XALIMANEWS: La rencontre entre le Premier ministre Ahmadou Al Aminou Lô et les représentants du secteur privé, tenue à la veille, ouvre une nouvelle séquence dans les relations entre l’État et le patronat. Dans un contexte marqué par le poids de la dette publique et les difficultés rencontrées par plusieurs entreprises, le gouvernement entend faire du secteur privé un acteur central de la relance économique.
Au lendemain de cette rencontre, plusieurs journaux mettent en avant la volonté affichée par les pouvoirs publics d’instaurer un dialogue plus permanent avec les acteurs économiques.
Selon les comptes rendus de la presse, les échanges ont principalement porté sur l’apurement de la dette intérieure, le contenu local, la commande publique, le patriotisme économique ainsi que la réforme du cadre de l’investissement.
Le patronat a, de son côté, demandé davantage de garanties en faveur des entreprises à capitaux sénégalais et appelé le gouvernement à prendre des mesures concrètes pour soutenir l’activité économique.
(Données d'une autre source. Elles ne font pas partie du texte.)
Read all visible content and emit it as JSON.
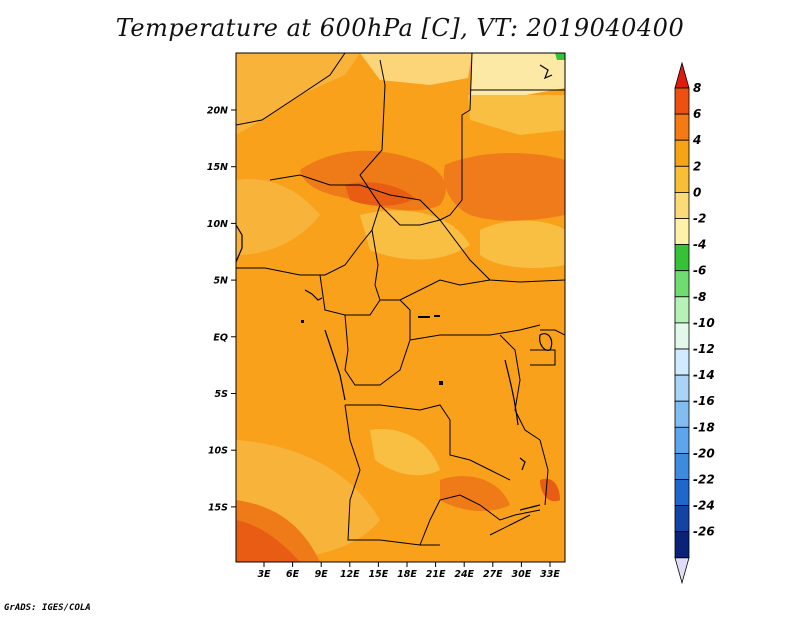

La question de la pression fiscale a également été soulevée, alors qu’un recensement des entreprises en difficulté est annoncé.
DEPECHES
Le privé au cœur de la relance
Lors de cette rencontre, le chef du gouvernement a présenté plusieurs orientations s’inscrivant dans la vision « Sénégal 2050 ». L’objectif affiché est de renforcer le rôle du secteur privé dans la création de richesses, l’investissement et la croissance.
Parmi les priorités évoquées figurent notamment l’apurement des engagements de l’État envers les entreprises, le renforcement des fonds propres et la mise en œuvre de réformes institutionnelles destinées à améliorer l’environnement des affaires.
Ahmadou Al Aminou Lô a également défendu une nouvelle conception du rôle de l’État dans l’économie. Selon lui, l’État « n’a ni la vocation, ni les moyens de se substituer à l’initiative privée ». Il doit plutôt agir comme un « État stratège ».
Le Premier ministre estime par ailleurs que la transformation structurelle de l’économie sénégalaise ne pourra pas reposer uniquement sur l’action publique. Elle devra, selon lui, s’appuyer en priorité sur l’initiative privée.
Vers un nouveau dialogue avec le patronat
Cette rencontre intervient alors que les entreprises réclament davantage de visibilité et de garanties dans leurs relations avec l’administration publique. Le gouvernement entend ainsi instaurer un dialogue permanent avec le secteur privé afin d’identifier les difficultés et de suivre la mise en œuvre des engagements pris.
Au-delà de l’apurement de la dette intérieure, l’enjeu est également de favoriser une économie davantage productive et industrialisée, capable de créer plus de valeur ajoutée au niveau national.
À travers cette nouvelle approche, l’Exécutif veut encourager une plus grande implication du secteur privé dans la transformation économique du Sénégal, conformément aux orientations du référentiel « Sénégal 2050 ».